Un récent article de la philosophe Eve Garrard (1) m’a incité à reprendre les trois hypothèses qu’elle propose dans son texte pour voir si elles fonctionnent. Comme elle le souligne justement, les arguments antiracistes traditionnels sont toujours très rationnels et partent du point de vue implicite, voire explicite, que l’on pourrait lutter contre l’antisémitisme en s’appuyant sur des chiffres et des faits vérifiables, sur des preuves scientifiques.
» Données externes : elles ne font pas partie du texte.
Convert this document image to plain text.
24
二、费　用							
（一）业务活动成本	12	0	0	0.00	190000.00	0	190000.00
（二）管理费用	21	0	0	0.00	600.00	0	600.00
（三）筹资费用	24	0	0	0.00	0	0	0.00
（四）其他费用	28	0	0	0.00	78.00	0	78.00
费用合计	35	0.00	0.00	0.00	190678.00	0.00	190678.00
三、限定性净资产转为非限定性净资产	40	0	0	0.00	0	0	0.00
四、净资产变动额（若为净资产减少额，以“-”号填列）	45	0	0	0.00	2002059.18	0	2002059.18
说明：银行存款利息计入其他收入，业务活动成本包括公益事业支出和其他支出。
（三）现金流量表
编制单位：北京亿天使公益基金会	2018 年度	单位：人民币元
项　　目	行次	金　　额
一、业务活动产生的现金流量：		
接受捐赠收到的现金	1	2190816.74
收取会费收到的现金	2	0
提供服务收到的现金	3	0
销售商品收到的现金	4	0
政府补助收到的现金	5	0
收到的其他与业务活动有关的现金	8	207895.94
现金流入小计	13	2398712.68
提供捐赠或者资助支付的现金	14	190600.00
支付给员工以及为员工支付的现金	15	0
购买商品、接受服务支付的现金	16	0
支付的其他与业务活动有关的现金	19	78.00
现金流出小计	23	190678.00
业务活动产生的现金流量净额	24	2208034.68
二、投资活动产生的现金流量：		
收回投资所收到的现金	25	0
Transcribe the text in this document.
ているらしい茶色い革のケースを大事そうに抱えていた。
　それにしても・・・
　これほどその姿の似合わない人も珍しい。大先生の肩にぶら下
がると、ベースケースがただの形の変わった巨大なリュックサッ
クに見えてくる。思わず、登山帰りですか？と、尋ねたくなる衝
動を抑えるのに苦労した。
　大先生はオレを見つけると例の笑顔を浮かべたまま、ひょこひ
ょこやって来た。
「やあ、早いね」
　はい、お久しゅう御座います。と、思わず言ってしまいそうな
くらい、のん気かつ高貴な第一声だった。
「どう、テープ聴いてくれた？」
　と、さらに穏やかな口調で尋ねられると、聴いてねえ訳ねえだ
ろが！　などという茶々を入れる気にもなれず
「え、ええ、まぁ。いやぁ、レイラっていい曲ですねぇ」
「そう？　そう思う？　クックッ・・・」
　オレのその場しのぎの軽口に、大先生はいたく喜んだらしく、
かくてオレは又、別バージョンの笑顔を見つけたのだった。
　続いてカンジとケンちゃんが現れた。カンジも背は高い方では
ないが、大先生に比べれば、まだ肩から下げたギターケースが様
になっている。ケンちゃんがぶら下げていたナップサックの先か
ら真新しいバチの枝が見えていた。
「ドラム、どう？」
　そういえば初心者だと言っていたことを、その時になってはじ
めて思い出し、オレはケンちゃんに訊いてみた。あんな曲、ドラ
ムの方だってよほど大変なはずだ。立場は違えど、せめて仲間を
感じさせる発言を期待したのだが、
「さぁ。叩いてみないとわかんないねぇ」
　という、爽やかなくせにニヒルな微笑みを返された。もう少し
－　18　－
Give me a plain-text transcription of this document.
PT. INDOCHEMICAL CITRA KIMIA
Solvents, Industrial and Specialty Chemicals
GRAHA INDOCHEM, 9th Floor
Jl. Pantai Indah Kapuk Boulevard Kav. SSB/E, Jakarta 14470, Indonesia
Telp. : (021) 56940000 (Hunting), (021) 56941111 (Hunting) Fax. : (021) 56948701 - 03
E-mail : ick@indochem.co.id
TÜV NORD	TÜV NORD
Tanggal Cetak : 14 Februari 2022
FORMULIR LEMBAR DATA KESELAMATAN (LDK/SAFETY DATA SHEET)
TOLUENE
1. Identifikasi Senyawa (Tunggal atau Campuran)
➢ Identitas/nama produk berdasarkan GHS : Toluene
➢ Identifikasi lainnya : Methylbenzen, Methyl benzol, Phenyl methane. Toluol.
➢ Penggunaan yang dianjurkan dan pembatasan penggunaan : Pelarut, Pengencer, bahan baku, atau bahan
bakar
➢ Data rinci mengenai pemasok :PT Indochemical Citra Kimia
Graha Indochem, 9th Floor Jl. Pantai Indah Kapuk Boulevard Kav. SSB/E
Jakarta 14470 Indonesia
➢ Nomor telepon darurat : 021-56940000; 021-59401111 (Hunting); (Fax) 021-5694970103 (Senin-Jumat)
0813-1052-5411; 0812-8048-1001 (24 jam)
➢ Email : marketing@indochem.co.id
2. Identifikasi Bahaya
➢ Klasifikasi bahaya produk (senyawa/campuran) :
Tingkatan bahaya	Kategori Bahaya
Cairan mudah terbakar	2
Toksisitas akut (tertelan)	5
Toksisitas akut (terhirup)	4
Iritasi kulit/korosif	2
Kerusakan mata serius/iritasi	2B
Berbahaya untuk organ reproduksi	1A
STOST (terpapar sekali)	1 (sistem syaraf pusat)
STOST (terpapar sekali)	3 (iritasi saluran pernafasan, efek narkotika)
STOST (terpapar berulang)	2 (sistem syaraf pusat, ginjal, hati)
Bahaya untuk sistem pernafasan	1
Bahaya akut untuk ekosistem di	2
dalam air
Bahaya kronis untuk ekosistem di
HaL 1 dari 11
J’ai déjà évoqué l’amateurisme (voire le je-m’en-foutisme) historique des antiracistes en ce qui concerne l’antisémitisme. Mais que faire si les antisémites se moquent joyeusement de toutes les discussions rationnelles ? Que faire, par exemple, s’ils prennent leur pied en colportant des informations fausses sur « les Juifs qui ne sont pas venus travailler dans les tours du World Trade Center le matin du 11 septembre » ? Comment analyser les « récompenses émotionnelles » que procurent aux antisémites les théories du complot, les comparaisons entre les Juifs et les nazis, ou l’affirmation selon laquelle les « Juifs n’ont vraiment rien appris de l’Holocauste » ? Que faire s’ils s’étonnent benoîtement, comme beaucoup d’antisionistes, que « les persécutés sont devenus des persécuteurs (2) » ?

A propos des leçons que « les Juifs » n’auraient pas su tirer de l’Holocauste Eve Garrard remarque que « l’Holocauste n’était évidemment pas un exercice éducatif (...) mais que, s’il y a bien des cancres dans ce domaine, ce serait plutôt ceux qui, encore une fois, souhaitent attirer l’attention et susciter l’hostilité contre les Juifs » en utilisant le prétexte de l’antisionisme.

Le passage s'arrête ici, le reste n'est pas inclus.